- Born: 8 May 1977 (age 49) Würzburg, Germany
- Education: University of Amsterdam
- Scientific career
- Fields: Physics Cryptography Computer Science
- Workplaces: University of Amsterdam California Institute of Technology National University of Singapore Delft University of Technology
- Thesis: Cryptography in a Quantum World (2008)
- Doctoral advisor: Harry Buhrman

= Stephanie Wehner =

German physicist and computer scientist

Stephanie Dorothea Christine Wehner (born 8 May 1977 in Würzburg) is a German physicist and computer scientist.

She is director and co-founder of the European Quantum Internet Alliance, a Professor
at QuTech, Delft University of Technology. and a member of the Royal Netherlands Academy of Arts and Sciences.

== Education and early life ==
She studied at the University of Amsterdam and obtained her Ph.D. at CWI. Following this she moved to Caltech as a postdoctoral researcher (under John Preskill).

Wehner was involved in computer security, for example kernel rootkits, and worked as a professional hacker.

== Career ==
From 2010 to 2014, Wehner was an assistant professor and later associate professor at the department of computer science at the National University of Singapore and a Principal Investigator at the Centre for Quantum Technologies. In 2014, she started as associate professor at QuTech, Delft University of Technology and as of 2016 she is Antoni van Leeuwenhoek professor at the Delft University of Technology.

== Research ==
Wehner's research extends over a broad spectrum of information processing in quantum mechanical systems, with a special focus on quantum cryptography, quantum communications and quantum networking.
In quantum cryptography, she is best known for introducing the noisy-storage model in quantum cryptography. Wehner's research focuses mainly on quantum cryptography and quantum communications.

In quantum networking, Wehner made fundamental contributions to shaping the field, including setting forth a vision for the road ahead. She has developed the first link layer for quantum networks, as well as the first operating system that allows programming quantum network applications and executing them on quantum network nodes.

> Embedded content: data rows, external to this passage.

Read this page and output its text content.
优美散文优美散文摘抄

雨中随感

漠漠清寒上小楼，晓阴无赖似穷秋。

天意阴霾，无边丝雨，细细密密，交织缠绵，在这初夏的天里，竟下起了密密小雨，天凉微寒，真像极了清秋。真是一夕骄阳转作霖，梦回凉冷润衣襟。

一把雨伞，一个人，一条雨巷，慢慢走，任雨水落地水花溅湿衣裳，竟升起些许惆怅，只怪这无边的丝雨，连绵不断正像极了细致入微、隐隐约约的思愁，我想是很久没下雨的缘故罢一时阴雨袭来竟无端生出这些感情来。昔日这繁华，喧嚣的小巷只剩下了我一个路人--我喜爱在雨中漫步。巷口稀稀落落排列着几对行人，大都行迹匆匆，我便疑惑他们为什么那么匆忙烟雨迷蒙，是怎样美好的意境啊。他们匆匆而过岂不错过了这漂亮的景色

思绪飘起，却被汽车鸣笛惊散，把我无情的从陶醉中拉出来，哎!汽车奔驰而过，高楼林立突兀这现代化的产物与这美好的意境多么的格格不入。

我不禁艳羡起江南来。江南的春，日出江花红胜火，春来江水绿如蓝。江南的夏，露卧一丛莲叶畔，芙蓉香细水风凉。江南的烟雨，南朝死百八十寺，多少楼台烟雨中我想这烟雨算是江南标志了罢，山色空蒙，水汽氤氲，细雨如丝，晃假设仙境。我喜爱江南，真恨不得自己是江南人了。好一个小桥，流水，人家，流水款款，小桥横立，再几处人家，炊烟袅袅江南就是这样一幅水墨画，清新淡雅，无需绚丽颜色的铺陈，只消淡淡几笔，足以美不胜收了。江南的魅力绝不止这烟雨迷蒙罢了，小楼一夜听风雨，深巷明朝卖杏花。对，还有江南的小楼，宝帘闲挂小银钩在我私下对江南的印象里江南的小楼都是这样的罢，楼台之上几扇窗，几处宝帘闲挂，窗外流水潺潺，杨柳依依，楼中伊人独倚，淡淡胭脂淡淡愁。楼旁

Wehner has also worked on using the perspective of information processing to understand physics. Together with Jonathan Oppenheim, she discovered that the amount of non-locality in quantum mechanics is limited by the uncertainty principle.

== QCRYPT conference ==
In 2011, Wehner and Matthias Christandl founded the QCRYPT conference series. QCrypt is held once a year, with a location rotating between Europe, Asia and America.

== Quantum Internet Alliance ==
Stephanie Wehner is the director and co-founder of the Quantum Internet Alliance, a European initiative founded in 2017 with the goal to build a prototype Quantum Internet. Currently, the Quantum Internet Alliance is supported by the European Commission via a Framework Partnership Agreement.

== Publications ==
Her publications include:

- Oppenheim, Jonathan, and Stephanie Wehner. "The uncertainty principle determines the nonlocality of quantum mechanics." Science 330.6007 (2010): 1072–1074.
- Hensen, Bas, et al. "Loophole-free Bell inequality violation using electron spins separated by 1.3 kilometres." Nature 526.7575 (2015): 682.

== Awards ==
Wehner received the Ammodo Science Award in 2019. In 2022 she was elected to the Royal Netherlands Academy of Arts and Sciences. In 2025, she was awarded the Körber European Science Prize.